Figure 5 illustrates an example of how the different techniques may be combined in order to classify a flow from a 100Gbps packet data stream. 100Gbps packet data enters the system at 501 . Load balancing may be applied at 502 and as described in Figure 3 to progressively scan through the flows in a 100Gbps packet data stream.

All or a subset of the streams, depending on the functionality of 502 may be fed into statistics generation functions 503 and also keyword matching functions 504.

Any statistics and measurements generated by function 503 can be compared against statistics of known data flow types at function 510. Flows whose statistics match those of a known data flow type within a predetermined tolerance can be determined to be of that type. This can generate both a matching flow type and a degree of confidence or accuracy.

The software can also perform analysis 506 relating to multiple chunks or segments that are part of the same flow. The software looks at header information and protocol header fields such as session identifiers to associate different chunks together.

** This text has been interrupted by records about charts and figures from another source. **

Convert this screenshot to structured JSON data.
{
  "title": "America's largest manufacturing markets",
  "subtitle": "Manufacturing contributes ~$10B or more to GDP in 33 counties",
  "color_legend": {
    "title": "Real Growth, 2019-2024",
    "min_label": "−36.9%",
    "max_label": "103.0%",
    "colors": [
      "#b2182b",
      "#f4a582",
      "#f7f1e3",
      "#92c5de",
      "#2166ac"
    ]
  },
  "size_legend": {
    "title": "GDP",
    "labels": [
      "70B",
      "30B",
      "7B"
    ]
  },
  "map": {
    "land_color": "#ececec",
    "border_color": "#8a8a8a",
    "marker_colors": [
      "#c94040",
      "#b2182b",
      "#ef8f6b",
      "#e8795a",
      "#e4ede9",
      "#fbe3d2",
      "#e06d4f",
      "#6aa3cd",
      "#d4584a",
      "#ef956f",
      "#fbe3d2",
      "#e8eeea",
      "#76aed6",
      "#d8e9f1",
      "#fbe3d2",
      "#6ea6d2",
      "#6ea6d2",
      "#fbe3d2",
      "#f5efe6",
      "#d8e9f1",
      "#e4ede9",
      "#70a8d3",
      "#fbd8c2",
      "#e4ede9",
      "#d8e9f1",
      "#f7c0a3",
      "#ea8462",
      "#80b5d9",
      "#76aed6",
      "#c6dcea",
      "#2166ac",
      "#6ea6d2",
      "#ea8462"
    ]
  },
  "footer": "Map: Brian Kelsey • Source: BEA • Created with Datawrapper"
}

Additional processing on protocol detection can look for patterns such as repeated HTTP GETs as used in DASH. As described in relation to Figure 2, the second stage filters 206 can be programmed by the software to forward to the software specific events for a flow of interest, such as GET events, which can be used for this analysis.

One or any combination of keyword matching 504, multiple segment detection 506 and statistics comparison 503 may be used to identify the type of a protocol flow.

Combinational logic 508 can be used to perform the analysis and to determine flows of interest 509. Different detection criteria can be combined in a heuristic manner in order to generate a probability that the communication to an endpoint is the target content type, for example delivery of video and or audio content to a player.

Embodiments of the present invention have been described with particular reference to the example illustrated. However, it will be appreciated that variations and modifications may be made to the examples described within the scope of the present invention.